Black bears invade Texas

EAST TEXAS (KLTV) - They disappeared from Texas for decades, after excessive hunting and loss of habitat, but black bears are on the comeback trail in Texas.

Wildlife experts say, there is no mistake now, black bears are coming back to Texas in numbers, and a small army of conservationists are working to make their transition smooth, for the bears, and for Texans.

"My neighbor saw 3 on the road we came down a while ago, on the river there's been 3 or 4 sightings," says Red River County wildlife naturalist John Nichols.

Black bears are moving into Texas from Oklahoma, Louisiana and Mexico, but Red River County  has been a hotbed of sightings.

"This is a ten year history about 55-60 sightings here where bears are being seen, these are verified sightings. Just north of town and in Red River County there's a slow return of black bears," says one field researcher.

Adult males run 250 to 300 pounds, and they've been captured on game cameras all over the county.

"I just happened to realize we had a picture of a bear, I got real excited, my wife not so excited,  but I really was," says rancher Don Benton.

Researchers say adult black bears are very territorial and young males are not welcome, those younger males are now ranging into Texas. At least that's what we thought was happening , but now there have been reports of females with cubs.

Even the Red River County sheriff has had encounters.
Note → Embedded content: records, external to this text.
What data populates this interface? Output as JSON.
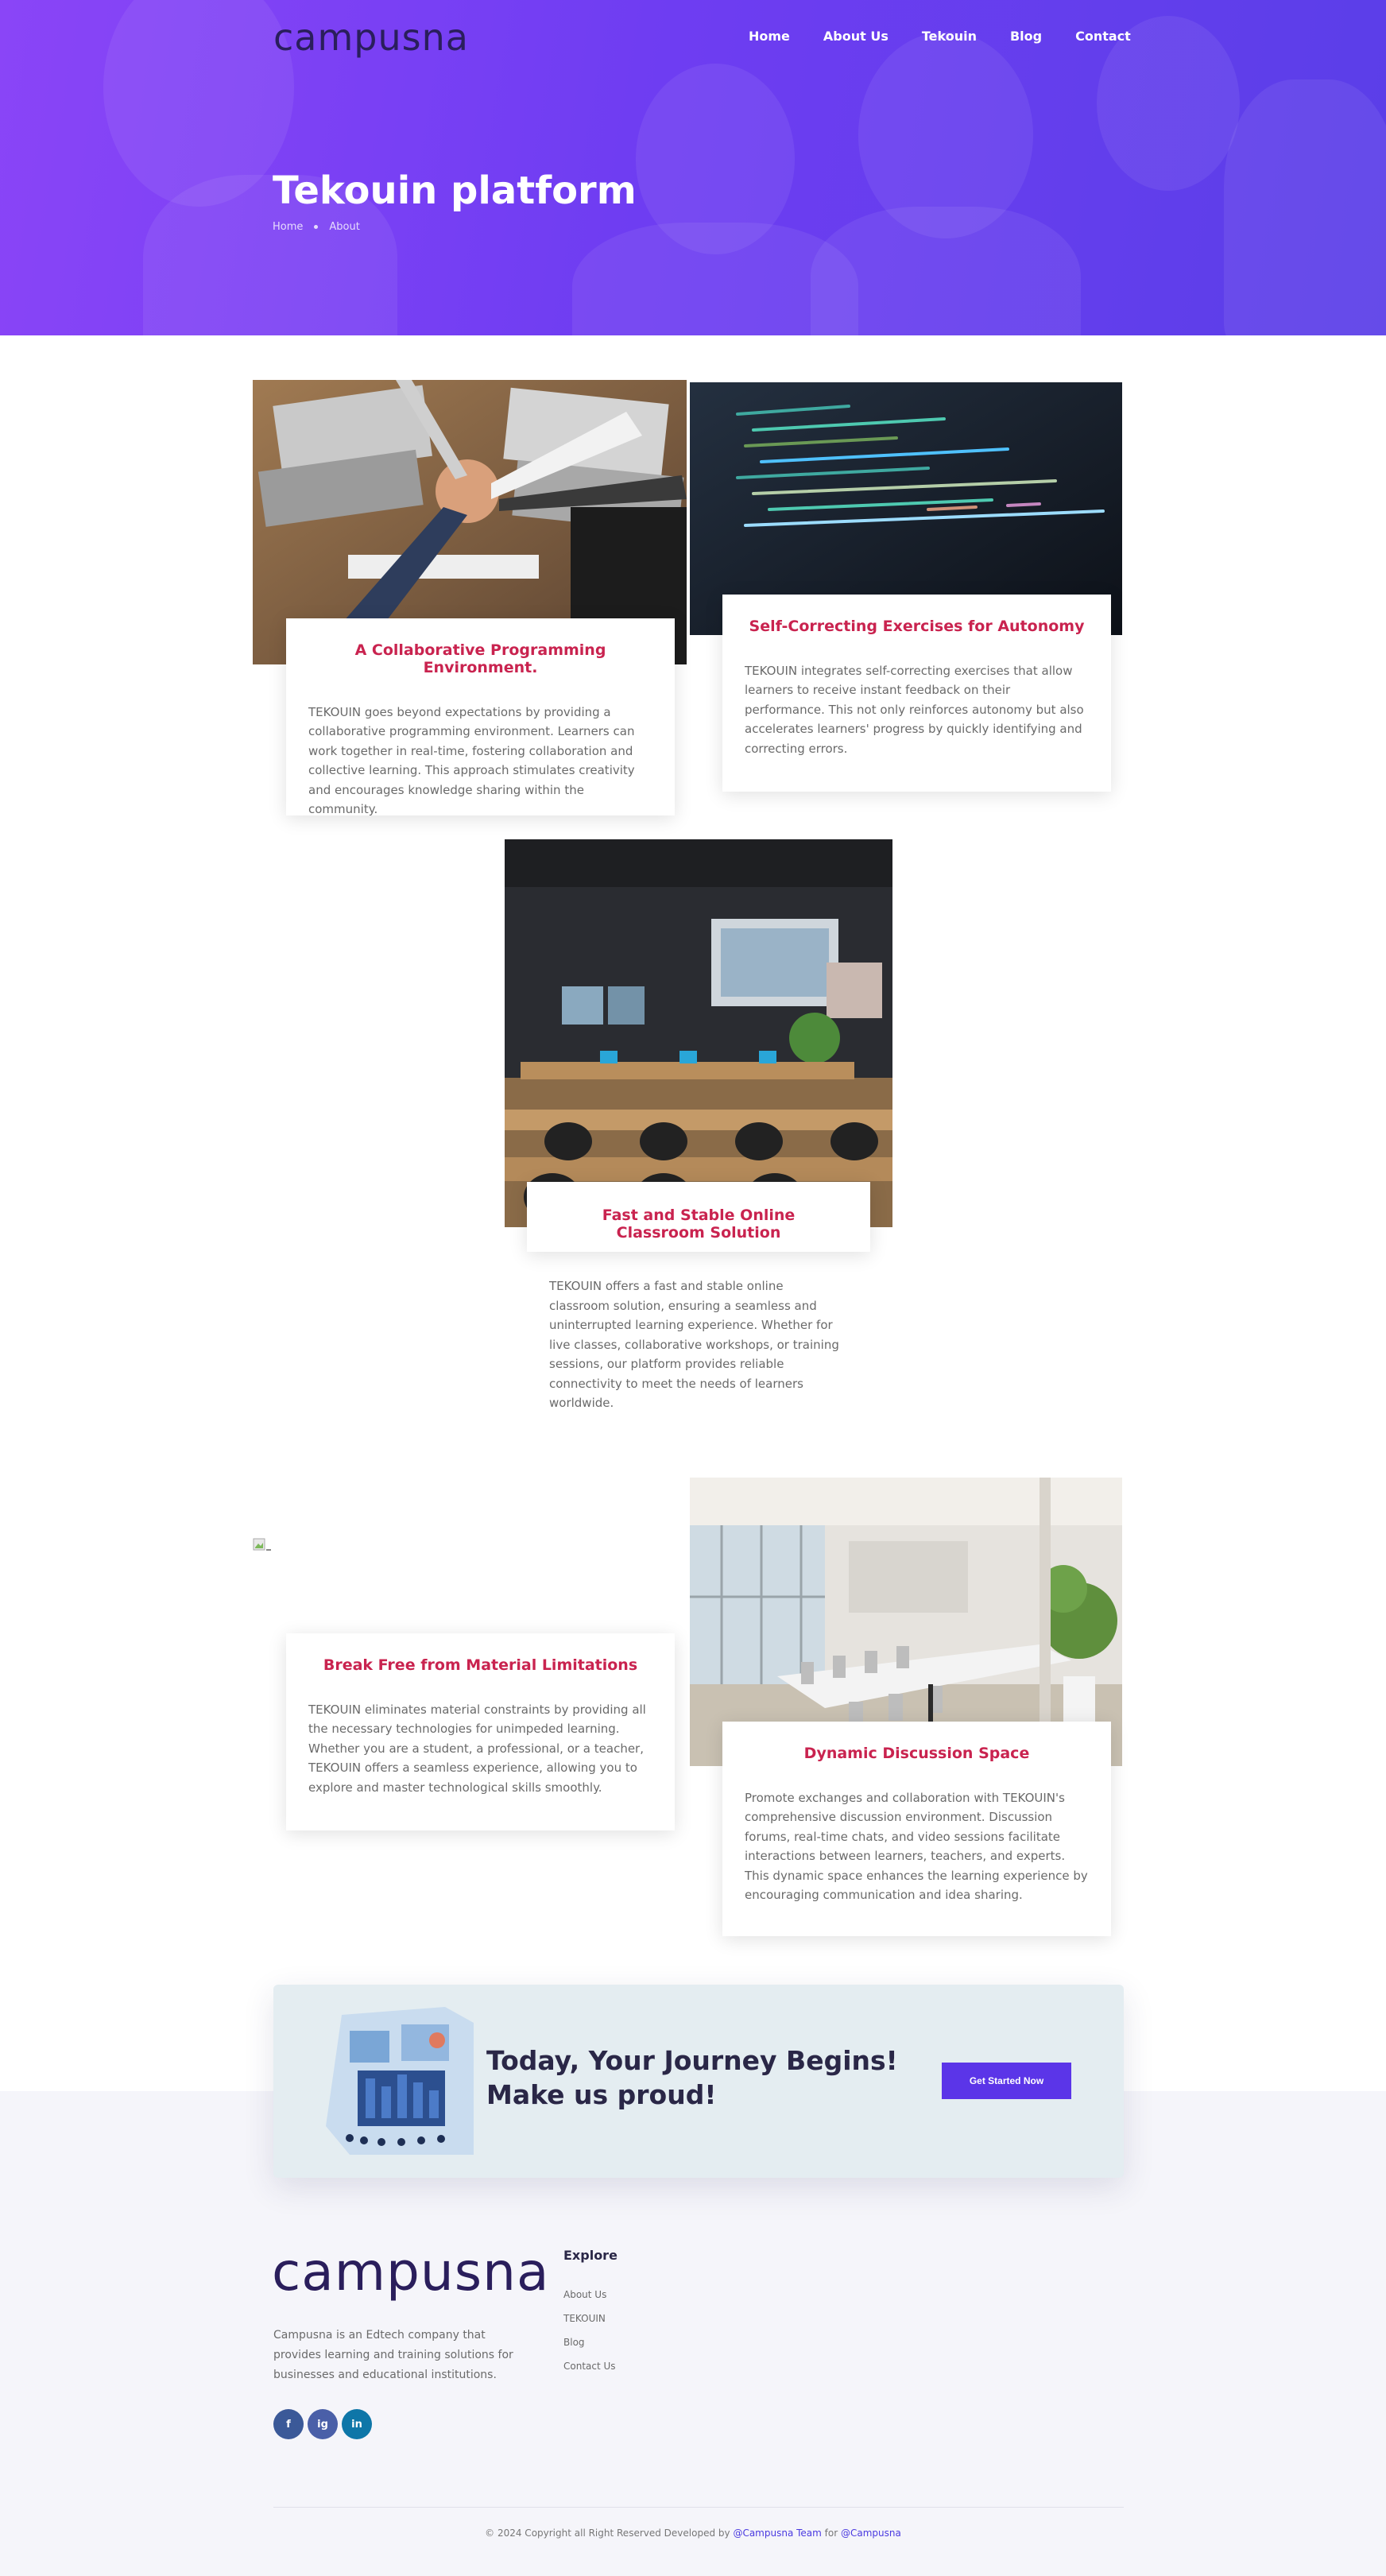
{
  "header": {
    "logo": "campusna",
    "nav": [
      "Home",
      "About Us",
      "Tekouin",
      "Blog",
      "Contact"
    ]
  },
  "hero": {
    "title": "Tekouin platform",
    "breadcrumb": [
      "Home",
      "About"
    ]
  },
  "features": [
    {
      "title": "A Collaborative Programming Environment.",
      "text": "TEKOUIN goes beyond expectations by providing a collaborative programming environment. Learners can work together in real-time, fostering collaboration and collective learning. This approach stimulates creativity and encourages knowledge sharing within the community."
    },
    {
      "title": "Self-Correcting Exercises for Autonomy",
      "text": "TEKOUIN integrates self-correcting exercises that allow learners to receive instant feedback on their performance. This not only reinforces autonomy but also accelerates learners' progress by quickly identifying and correcting errors."
    },
    {
      "title": "Fast and Stable Online Classroom Solution",
      "text": "TEKOUIN offers a fast and stable online classroom solution, ensuring a seamless and uninterrupted learning experience. Whether for live classes, collaborative workshops, or training sessions, our platform provides reliable connectivity to meet the needs of learners worldwide."
    },
    {
      "title": "Break Free from Material Limitations",
      "text": "TEKOUIN eliminates material constraints by providing all the necessary technologies for unimpeded learning. Whether you are a student, a professional, or a teacher, TEKOUIN offers a seamless experience, allowing you to explore and master technological skills smoothly."
    },
    {
      "title": "Dynamic Discussion Space",
      "text": "Promote exchanges and collaboration with TEKOUIN's comprehensive discussion environment. Discussion forums, real-time chats, and video sessions facilitate interactions between learners, teachers, and experts. This dynamic space enhances the learning experience by encouraging communication and idea sharing."
    }
  ],
  "cta": {
    "title_line1": "Today, Your Journey Begins!",
    "title_line2": "Make us proud!",
    "button": "Get Started Now"
  },
  "footer": {
    "logo": "campusna",
    "description": "Campusna is an Edtech company that provides learning and training solutions for businesses and educational institutions.",
    "social": [
      "f",
      "ig",
      "in"
    ],
    "explore_title": "Explore",
    "explore_links": [
      "About Us",
      "TEKOUIN",
      "Blog",
      "Contact Us"
    ],
    "copyright_prefix": "© 2024 Copyright all Right Reserved Developed by",
    "copyright_team": "@Campusna Team",
    "copyright_for": "for",
    "copyright_brand": "@Campusna"
  },
  "colors": {
    "accent": "#5b35e8",
    "feature_title": "#c9234f",
    "dark_text": "#2a2747"
  }
}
"We've had some of the cubs a few years ago there was two of them they were there for a few days," says Sheriff Robert Bridges.

Lennox Woods north of Clarksville is a designated bear habitat, and they've already made their presence known at game feeders.

"If they have found the feeders before then they know where to come back and get the food again," says Benton.

"You know the hair on your back will probably stand up if you see one, you know it certainly would be a surprise to see one," says Clarksville area rancher Bobbie Smith.

But its not just in remote locations, bears have now been spotted outside homes inside the city limits of Clarksville.

Libby Trussell was just looking out her kitchen window.

"I see this huge black object walking down the road this way and coming into the drive, I was terribly surprised. I saw him 3 nights later.  It can't be a bear. wow," she says.

So you'll have an answer now for that shadow walking in the twilight.

"That noise in the brush that you thought was an armadillo maybe take a second thought about that," Benton says.

Wildlife experts say there is no need to be alarmed about the black bear return. They are not aggressive, and omnivorous, which means they feed mostly on plants, berries, nuts and insects.

To keep them away from residences, experts say don't leave anything that would attract them like pet food or open garbage.